Curitiba - O comandante da Polícia Militar (PM) do Paraná solicitou ontem a transferência do tenente-coronel Valdir Copetti Neves, preso no último dia 5 de abril acusado de tráfico internacional de armas e formação de milícias armadas no campo, para a unidade do Corpo de Bombeiros, em Curitiba. A decisão foi tomada depois de uma série de denúncias anônimas feitas para a corporação de que ele (Neves) teria sido visto nos arredores do Batalhão de Polícia de Guarda (BPGD), tomando café com outros oficiais da PM e andando normalmente como se não estivesse preso.
O pedido foi levado pessoalmente por policiais militares à Justiça de Ponta Grossa. O comandante, coronel David Pancotti, não acredita que as denúncias sejam verdadeiras. Até porque, nenhuma delas foi comprovada por depoimentos formais ou fotografias. Entretanto, ele preferiu afastar o tenente-coronel do BPGD, local que geralmente abriga policiais militares acusados de crimes. ''Não temos nenhuma intenção de proteger qualquer pessoa de dentro ou de fora da corporação que esteja tendo algum tipo de conduta irregular. Todos que não tenham pensamento e propósito voltados para o bem da comunidade serão tratados como manda a legislação e a ordem pública'', pontuou Pancotti.

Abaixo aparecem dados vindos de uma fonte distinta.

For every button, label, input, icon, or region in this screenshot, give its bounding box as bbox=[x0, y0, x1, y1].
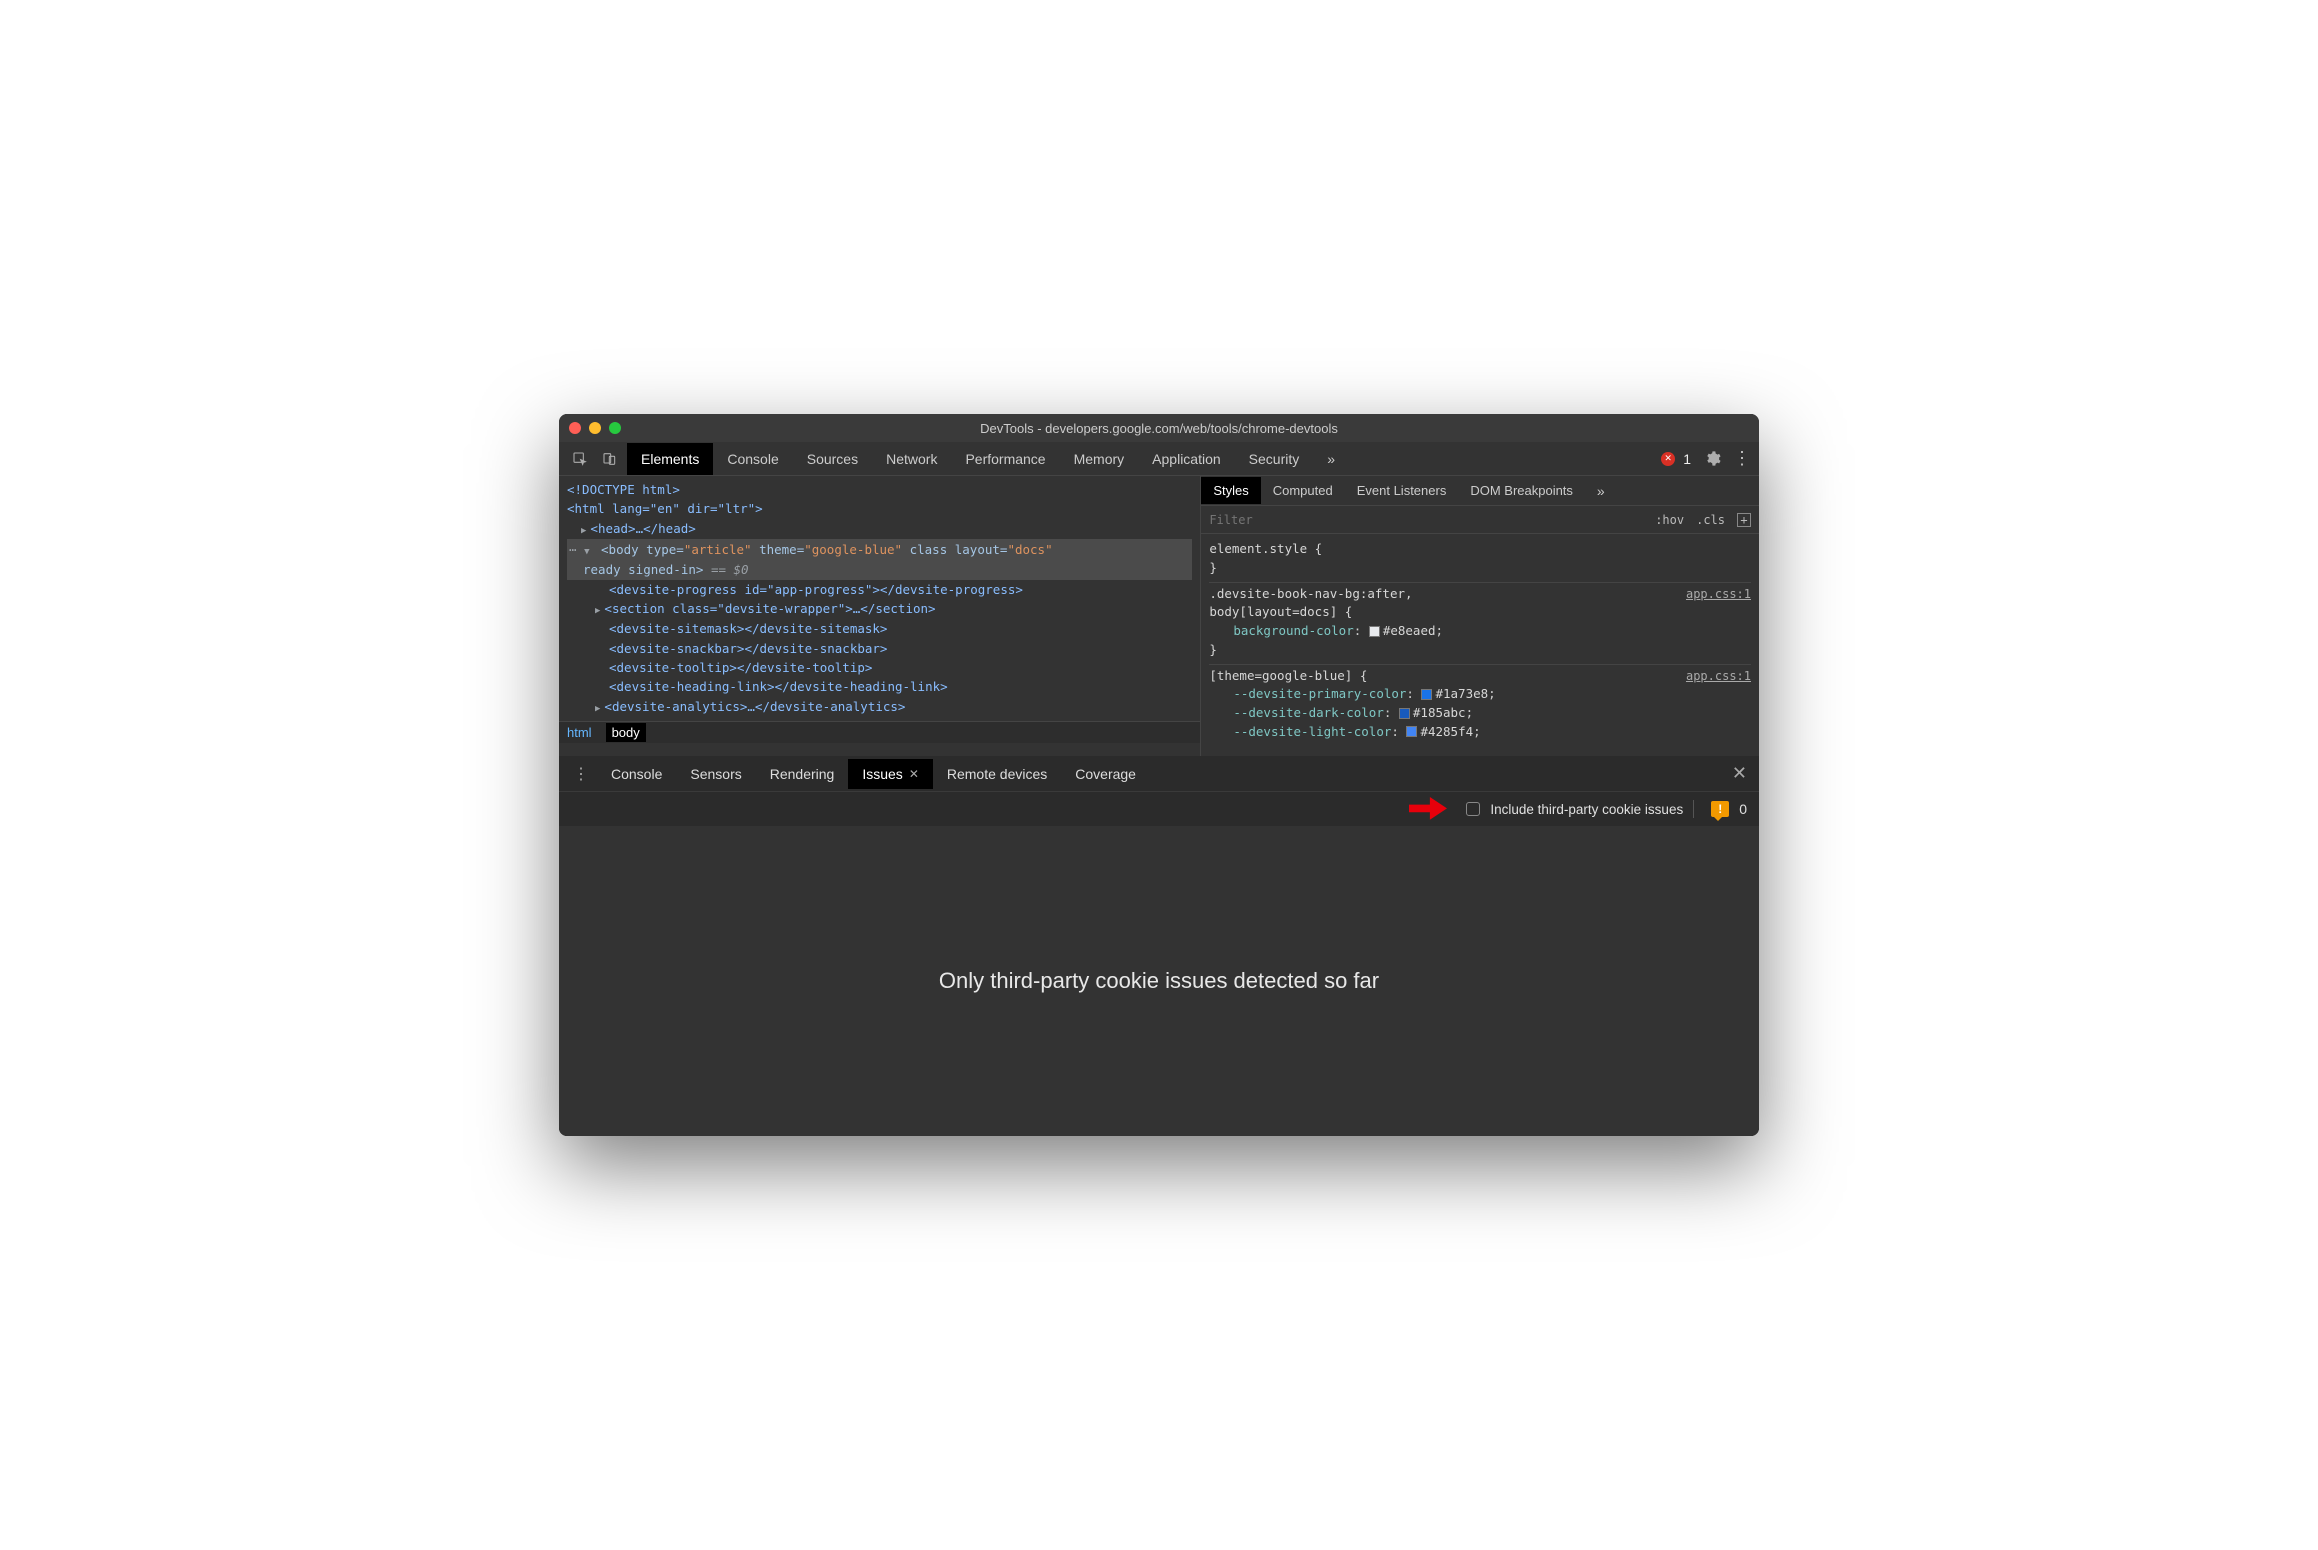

Nos dois anos que está no comando da PM, Pancotti já denunciou 280 policiais militares ao Conselho de Disciplina. Somente na semana passada, teriam sido 20 policiais rodoviários de uma só vez. ''Vamos passar a limpo a Polícia Militar. Os maus policiais serão excluídos'', declarou. Até ontem, Neves permanecia preso no BPGD, em Curitiba. Ele está alojado num apartamento especial. Neves tem a disposição um rádio de comunicação limitada com os plantonistas do BPGD para eventuais emergências.
Ele não teria telefones celulares à disposição. Apenas usaria normalmente o telefone público instalado dentro das dependências do Batalhão. O comandante do BPGD, coronel Ramires, tirou férias regulares de 30 dias. Ele deverá pedir licença especial assim que as férias vencerem. O advogado criminalista Cláudio Dalledone Júnior, que defende Neves, foi procurado ontem pela Folha, mas não foi localizado.
Dalledone Júnior entrou com um pedido de ''habeas-datas'' (procedimento jurídico que permite que o cliente saiba tudo o que existe contra ele nas investigações sigilosas feitas pelas políciais Civil, Militar ou Federal) na Secretaria de Segurança Pública. O inquérito policial contra Neves corre em segredo de Justiça.